Poisonous Plants to Horses

Poisonous plants can be a big threat to horses, especially those who spend time in large pastures or get loose and find themselves in your landscaping! Below are some of the most common poisonous plants for horses. The toxicity of each of these plants is dependent upon the amount consumed, the part of the plant that is consumed, and even the time of year it is consumed.

Oleander is one of the most toxic plants to horses. Just a few bites can kill a horse within minutes of consumption. Oleander is toxic to humans, too. It is often found in southern and coastal landscapes and has beautiful (but deadly!) fragrant pink flowers.

Hemlock is another extremely toxic plant to both horses and humans. It is a weed that can be identified by purple mottling on the stem. Poisonous hemlock is widely distributed across the United States. However, it gives off a foul smell when crushed and tastes bad, so horses will rarely consume it.

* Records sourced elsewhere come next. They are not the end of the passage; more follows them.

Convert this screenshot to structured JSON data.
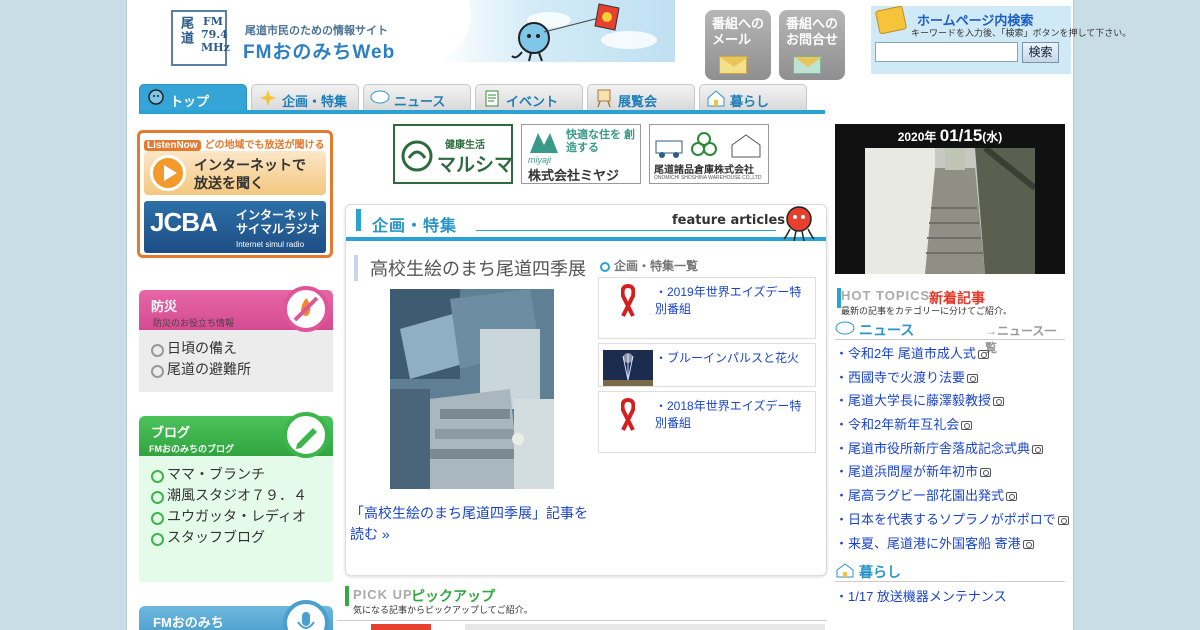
{
  "header": {
    "logo_kanji": "尾道",
    "logo_freq": "FM 79.4 MHz",
    "tagline": "尾道市民のための情報サイト",
    "site_name": "FMおのみちWeb",
    "mail_button": "番組への メール",
    "contact_button": "番組への お問合せ",
    "search_title": "ホームページ内検索",
    "search_note": "キーワードを入力後、「検索」ボタンを押して下さい。",
    "search_value": "",
    "search_button": "検索"
  },
  "nav": {
    "tabs": [
      {
        "label": "トップ",
        "active": true
      },
      {
        "label": "企画・特集",
        "active": false
      },
      {
        "label": "ニュース",
        "active": false
      },
      {
        "label": "イベント",
        "active": false
      },
      {
        "label": "展覧会",
        "active": false
      },
      {
        "label": "暮らし",
        "active": false
      }
    ]
  },
  "listen": {
    "badge": "ListenNow",
    "headline": "どの地域でも放送が聞ける",
    "main_line1": "インターネットで",
    "main_line2": "放送を聞く",
    "jcba_logo": "JCBA",
    "jcba_line1": "インターネット",
    "jcba_line2": "サイマルラジオ",
    "jcba_line3": "Internet simul radio"
  },
  "bousai": {
    "title": "防災",
    "subtitle": "防災のお役立ち情報",
    "items": [
      "日頃の備え",
      "尾道の避難所"
    ]
  },
  "blog": {
    "title": "ブログ",
    "subtitle": "FMおのみちのブログ",
    "items": [
      "ママ・ブランチ",
      "潮風スタジオ７９．４",
      "ユウガッタ・レディオ",
      "スタッフブログ"
    ]
  },
  "fm_section": {
    "title": "FMおのみち"
  },
  "sponsors": [
    {
      "top": "健康生活",
      "name": "マルシマ"
    },
    {
      "top": "快適な住を 創造する",
      "name": "株式会社ミヤジ",
      "brand": "miyaji"
    },
    {
      "name": "尾道諸品倉庫株式会社",
      "sub": "ONOMICHI SHOSHINA WAREHOUSE CO.,LTD"
    }
  ],
  "feature": {
    "title": "企画・特集",
    "title_en": "feature articles",
    "article_title": "高校生絵のまち尾道四季展",
    "article_link": "「高校生絵のまち尾道四季展」記事を読む »",
    "list_title": "企画・特集一覧",
    "list": [
      {
        "text": "・2019年世界エイズデー特別番組",
        "thumb": "red-ribbon-icon"
      },
      {
        "text": "・ブルーインパルスと花火",
        "thumb": "fireworks-photo"
      },
      {
        "text": "・2018年世界エイズデー特別番組",
        "thumb": "red-ribbon-icon"
      }
    ]
  },
  "pickup": {
    "title_en": "PICK UP",
    "title": "ピックアップ",
    "subtitle": "気になる記事からピックアップしてご紹介。"
  },
  "date": {
    "year": "2020年",
    "day": "01/15",
    "weekday": "(水)"
  },
  "hot_topics": {
    "title_en": "HOT TOPICS",
    "title": "新着記事",
    "subtitle": "最新の記事をカテゴリーに分けてご紹介。"
  },
  "news": {
    "title": "ニュース",
    "all_link": "→ニュース一覧",
    "items": [
      "・令和2年 尾道市成人式",
      "・西國寺で火渡り法要",
      "・尾道大学長に藤澤毅教授",
      "・令和2年新年互礼会",
      "・尾道市役所新庁舎落成記念式典",
      "・尾道浜問屋が新年初市",
      "・尾高ラグビー部花園出発式",
      "・日本を代表するソプラノがポポロで",
      "・来夏、尾道港に外国客船 寄港"
    ]
  },
  "kurashi": {
    "title": "暮らし",
    "items": [
      "・1/17 放送機器メンテナンス"
    ]
  },
  "colors": {
    "accent_blue": "#2aa2d4",
    "listen_orange": "#e47a2e",
    "bousai_pink": "#e0559a",
    "blog_green": "#3cb54a",
    "link_blue": "#1a44c8"
  }
}
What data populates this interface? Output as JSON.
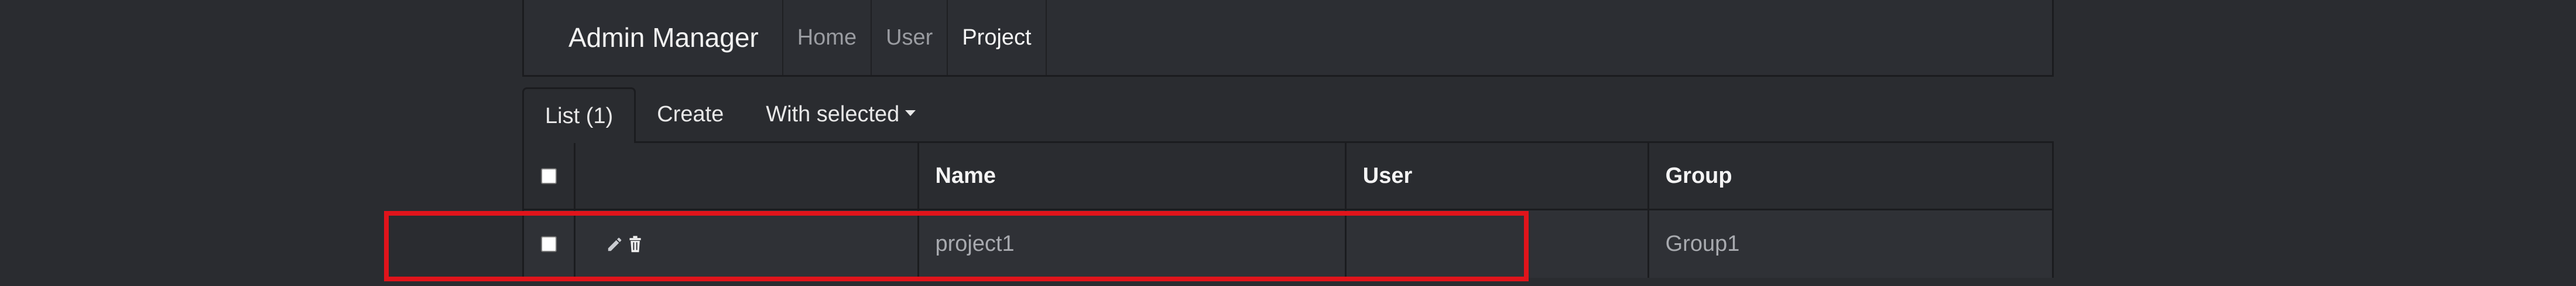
{
  "navbar": {
    "brand": "Admin Manager",
    "links": [
      {
        "label": "Home",
        "active": false
      },
      {
        "label": "User",
        "active": false
      },
      {
        "label": "Project",
        "active": true
      }
    ]
  },
  "tabs": {
    "list_label": "List (1)",
    "create_label": "Create",
    "with_selected_label": "With selected"
  },
  "table": {
    "columns": [
      "",
      "",
      "Name",
      "User",
      "Group"
    ],
    "rows": [
      {
        "name": "project1",
        "user": "",
        "group": "Group1"
      }
    ]
  },
  "icons": {
    "edit": "pencil-icon",
    "delete": "trash-icon"
  },
  "colors": {
    "background": "#2a2c30",
    "highlight": "#e0141b"
  }
}
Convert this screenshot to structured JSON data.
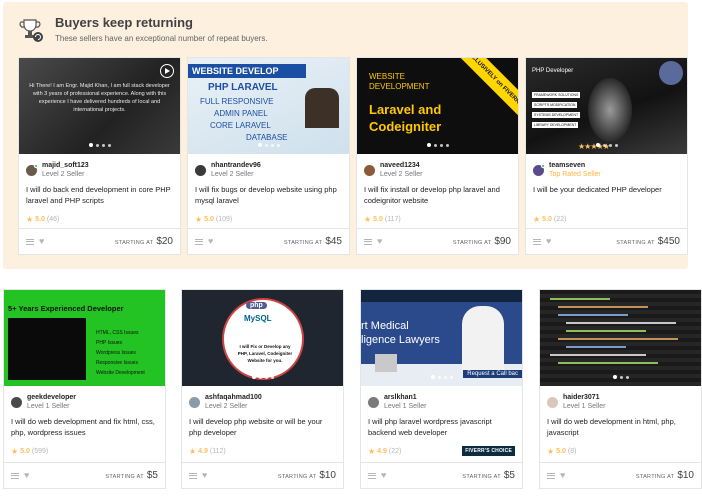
{
  "section": {
    "title": "Buyers keep returning",
    "subtitle": "These sellers have an exceptional number of repeat buyers."
  },
  "row1": [
    {
      "seller": "majid_soft123",
      "level": "Level 2 Seller",
      "title": "I will do back end development in core PHP laravel and PHP scripts",
      "score": "5.0",
      "count": "(46)",
      "starting": "STARTING AT",
      "price": "$20",
      "thumb_text": "Hi There! I am Engr. Majid Khan, I am full stack developer with 3 years of professional experience. Along with this experience I have delivered hundreds of local and international projects."
    },
    {
      "seller": "nhantrandev96",
      "level": "Level 2 Seller",
      "title": "I will fix bugs or develop website using php mysql laravel",
      "score": "5.0",
      "count": "(109)",
      "starting": "STARTING AT",
      "price": "$45",
      "thumb_lines": [
        "WEBSITE DEVELOP",
        "PHP LARAVEL",
        "FULL RESPONSIVE",
        "ADMIN PANEL",
        "CORE LARAVEL",
        "DATABASE"
      ]
    },
    {
      "seller": "naveed1234",
      "level": "Level 2 Seller",
      "title": "I will fix install or develop php laravel and codeignitor website",
      "score": "5.0",
      "count": "(117)",
      "starting": "STARTING AT",
      "price": "$90",
      "thumb_lines": [
        "WEBSITE",
        "DEVELOPMENT",
        "Laravel and",
        "Codeigniter"
      ],
      "ribbon": "EXCLUSIVELY on FIVERR"
    },
    {
      "seller": "teamseven",
      "level": "Top Rated Seller",
      "title": "I will be your dedicated PHP developer",
      "score": "5.0",
      "count": "(22)",
      "starting": "STARTING AT",
      "price": "$450",
      "thumb_lines": [
        "PHP Developer",
        "FRAMEWORK SOLUTIONS",
        "SCRIPTS MODIFICATION",
        "SYSTEMS DEVELOPMENT",
        "LIBRARY DEVELOPMENT"
      ]
    }
  ],
  "row2": [
    {
      "seller": "geekdeveloper",
      "level": "Level 1 Seller",
      "title": "I will do web development and fix html, css, php, wordpress issues",
      "score": "5.0",
      "count": "(599)",
      "starting": "STARTING AT",
      "price": "$5",
      "thumb_lines": [
        "5+ Years Experienced Developer",
        "HTML, CSS Issues",
        "PHP Issues",
        "Wordpress Issues",
        "Responsive Issues",
        "Website Development"
      ]
    },
    {
      "seller": "ashfaqahmad100",
      "level": "Level 2 Seller",
      "title": "I will develop php website or will be your php developer",
      "score": "4.9",
      "count": "(112)",
      "starting": "STARTING AT",
      "price": "$10",
      "thumb_lines": [
        "php",
        "MySQL",
        "I will Fix or Develop any",
        "PHP, Laravel, Codeigniter",
        "Website for you."
      ]
    },
    {
      "seller": "arslkhan1",
      "level": "Level 1 Seller",
      "title": "I will php laravel wordpress javascript backend web developer",
      "score": "4.9",
      "count": "(22)",
      "badge": "FIVERR'S CHOICE",
      "starting": "STARTING AT",
      "price": "$5",
      "thumb_lines": [
        "rt Medical",
        "ligence Lawyers",
        "Request a Call bac"
      ]
    },
    {
      "seller": "haider3071",
      "level": "Level 1 Seller",
      "title": "I will do web development in html, php, javascript",
      "score": "5.0",
      "count": "(8)",
      "starting": "STARTING AT",
      "price": "$10"
    }
  ],
  "colors": {
    "section_bg": "#fdf0de",
    "star": "#ffbe5b",
    "top_rated": "#ffb33e",
    "online": "#1dbf73"
  }
}
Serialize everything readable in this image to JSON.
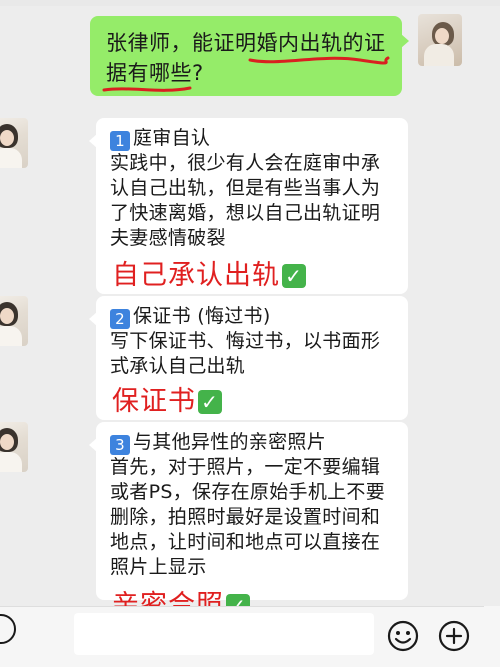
{
  "question": {
    "text": "张律师，能证明婚内出轨的证据有哪些?"
  },
  "answers": [
    {
      "number": "1",
      "heading": "庭审自认",
      "body": "实践中，很少有人会在庭审中承认自己出轨，但是有些当事人为了快速离婚，想以自己出轨证明 夫妻感情破裂",
      "label": "自己承认出轨"
    },
    {
      "number": "2",
      "heading": "保证书 (悔过书)",
      "body": "写下保证书、悔过书，以书面形式承认自己出轨",
      "label": "保证书"
    },
    {
      "number": "3",
      "heading": "与其他异性的亲密照片",
      "body": "首先，对于照片，一定不要编辑或者PS，保存在原始手机上不要删除，拍照时最好是设置时间和地点，让时间和地点可以直接在照片上显示",
      "label": "亲密合照"
    }
  ],
  "check_symbol": "✓",
  "input_bar": {
    "voice_icon": "voice-icon",
    "emoji_icon": "emoji-icon",
    "plus_icon": "plus-icon"
  },
  "colors": {
    "sent_bubble": "#95ec69",
    "received_bubble": "#ffffff",
    "background": "#ededed",
    "red_label": "#e02020",
    "number_badge": "#3d83de",
    "check": "#44b34a",
    "underline": "#d92020"
  }
}
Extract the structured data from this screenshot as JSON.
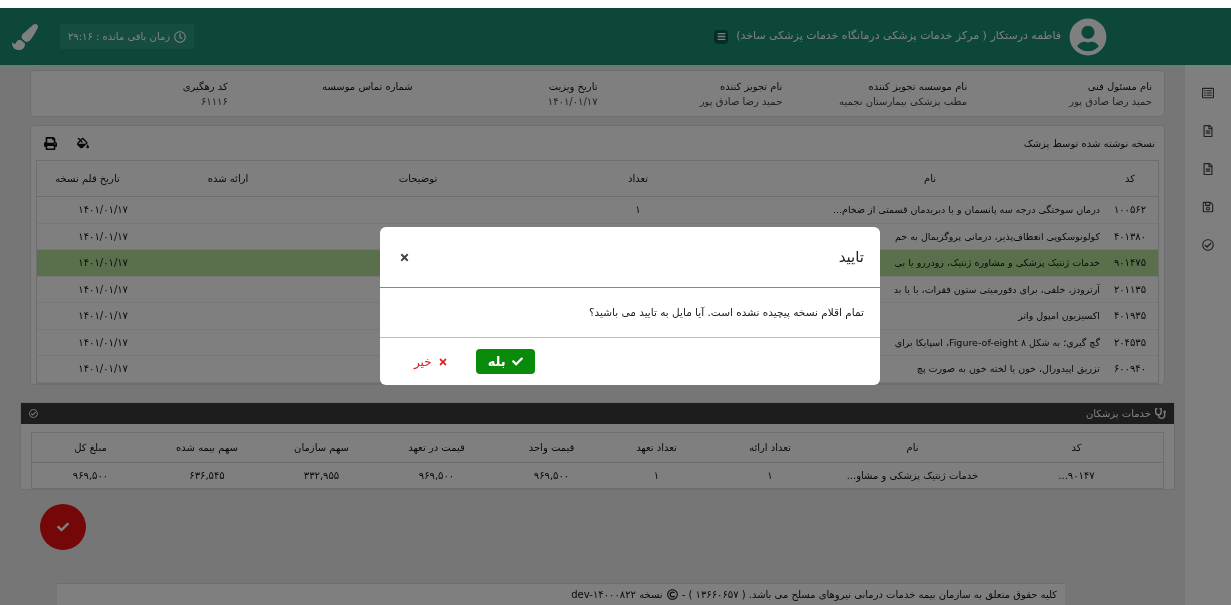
{
  "header": {
    "user_name": "فاطمه درستکار ( مرکز خدمات پزشکی درمانگاه خدمات پزشکی ساخد)",
    "timer": "زمان باقی مانده : ۲۹:۱۶"
  },
  "info": [
    {
      "label": "نام مسئول فنی",
      "value": "حمید رضا صادق پور"
    },
    {
      "label": "نام موسسه تجویز کننده",
      "value": "مطب پزشکی بیمارستان نجمیه"
    },
    {
      "label": "نام تجویز کننده",
      "value": "حمید رضا صادق پور"
    },
    {
      "label": "تاریخ ویزیت",
      "value": "۱۴۰۱/۰۱/۱۷"
    },
    {
      "label": "شماره تماس موسسه"
    },
    {
      "label": "کد رهگیری",
      "value": "۶۱۱۱۶"
    }
  ],
  "prescription": {
    "title": "نسخه نوشته شده توسط پزشک",
    "columns": [
      "کد",
      "نام",
      "تعداد",
      "توضیحات",
      "ارائه شده",
      "تاریخ قلم نسخه"
    ],
    "rows": [
      {
        "selected": false,
        "code": "۱۰۰۵۶۲",
        "name": "درمان سوختگی درجه سه پانسمان و یا دبریدمان قسمتی از ضخام...",
        "count": "۱",
        "date": "۱۴۰۱/۰۱/۱۷"
      },
      {
        "selected": false,
        "code": "۴۰۱۳۸۰",
        "name": "کولونوسکوپی انعطاف‌پذیر، درمانی پروگزیمال به خم",
        "date": "۱۴۰۱/۰۱/۱۷"
      },
      {
        "selected": true,
        "code": "۹۰۱۴۷۵",
        "name": "خدمات ژنتیک پزشکی و مشاوره ژنتیک، رودررو یا بی",
        "date": "۱۴۰۱/۰۱/۱۷"
      },
      {
        "selected": false,
        "code": "۲۰۱۱۳۵",
        "name": "آرترودز، خلفی، برای دفورمیتی ستون فقرات، با یا بد",
        "date": "۱۴۰۱/۰۱/۱۷"
      },
      {
        "selected": false,
        "code": "۴۰۱۹۳۵",
        "name": "اکسیزیون امپول واتر",
        "date": "۱۴۰۱/۰۱/۱۷"
      },
      {
        "selected": false,
        "code": "۲۰۴۵۳۵",
        "name": "گچ گیری؛ به شکل ۸ Figure-of-eight، اسپایکا برای",
        "date": "۱۴۰۱/۰۱/۱۷"
      },
      {
        "selected": false,
        "code": "۶۰۰۹۴۰",
        "name": "تزریق اپیدورال، خون یا لخته خون به صورت پچ",
        "date": "۱۴۰۱/۰۱/۱۷"
      }
    ]
  },
  "services": {
    "title": "خدمات پزشکان",
    "columns": [
      "کد",
      "نام",
      "تعداد ارائه",
      "تعداد تعهد",
      "قیمت واحد",
      "قیمت در تعهد",
      "سهم سازمان",
      "سهم بیمه شده",
      "مبلغ کل"
    ],
    "rows": [
      [
        "۹۰۱۴۷...",
        "خدمات ژنتیک پزشکی و مشاو...",
        "۱",
        "۱",
        "۹۶۹,۵۰۰",
        "۹۶۹,۵۰۰",
        "۳۳۲,۹۵۵",
        "۶۳۶,۵۴۵",
        "۹۶۹,۵۰۰"
      ]
    ]
  },
  "footer": {
    "text": "کلیه حقوق متعلق به سازمان بیمه خدمات درمانی نیروهای مسلح می باشد. ( ۱۳۶۶۰۶۵۷ ) -",
    "version": "نسخه dev-۱۴۰۰۰۸۲۲"
  },
  "dialog": {
    "title": "تایید",
    "message": "تمام اقلام نسخه پیچیده نشده است. آیا مایل به تایید می باشید؟",
    "buttons": [
      {
        "kind": "confirm",
        "label": "بله"
      },
      {
        "kind": "cancel",
        "label": "خیر"
      }
    ]
  }
}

Yew is a shrub or small tree sometimes found in landscaping. It is an evergreen with soft needles. Female plants have berries that become a rich red color in the fall. It is highly toxic to horses and is generally found in the south and along the coasts.

Buttercup is bright yellow flowering plant that is often found in pastures throughout North America. Consumption of buttercup toxin can cause blisters on the horse’s lips. However, horses generally avoid buttercup due to its bitter taste.

Horsetail is a fern-like plant that is sometimes found in pastures in North America that has a small, scaled cone of spores around its top. It is toxic to horses, but high doses must be consumed for a detrimental effect to occur. For this reason, horsetail in large grazing pastures is not a big concern. However, toxicity often arises when horsetails are baled in hay.

Bracken Fern is another plant that is only toxic to horses in large doses. It is also found throughout North America, but prefers temperate climates. Bracken Fern is not often consumed in enough quantity to cause toxicity, but, if it is, it is one of the few poisonings that has an easy cure in horses.

Milkweed plants vary in their size and appearance, but all milkweed plants release a white, milky substance when the plant is injured. Milkweeds are fairly toxic to horses with as little as one pound of consumption causing severe symptoms or death.

Sudan grass and Johnson grass are two types of grasses that contain a cyanide compound that is toxic to horses. These are tall, coarse-stemmed grasses with big leaves and large seed heads.

Locoweed is a perennial with short stems and no leaves. They often have purple or white flowers and are found in western and southwestern parts of the United States. Horses with mild poisoning will recover without treatment.

Tansy ragwort is a weed with multiple stems per plant that produces small yellow flowers. They are found throughout the United States and cause liver failure after prolonged consumption. However, horses must consume upwards of 50 to 100 pounds before toxicity occurs.

Red Maple trees are primarily found in eastern North American, but have a range that extends into the west as well. They have green leaves in the spring and summer and rich red colored leaves in the fall. Most of the time Red Maples are not toxic. However, when the leaves wilt (for example, after a branch falls from the tree), they become very toxic if consumed.

Black walnut trees are tall trees that grow throughout the eastern portion of the United States. It is one of the few plants that is toxic to horses when it is not consumed. Instead, it often causes toxicity when the horse’s hooves come into contact with parts of the tree. This is usually because the wood shavings used for the horse contain some small amount of black walnut.

Other examples of plants that can be poisonous to horses include: Russian knapweed, yellow star thistle, nightshade, poke weed, wild cherry, and azalea. If you suspect your horse has eaten a toxic plant, call your veterinarian immediately.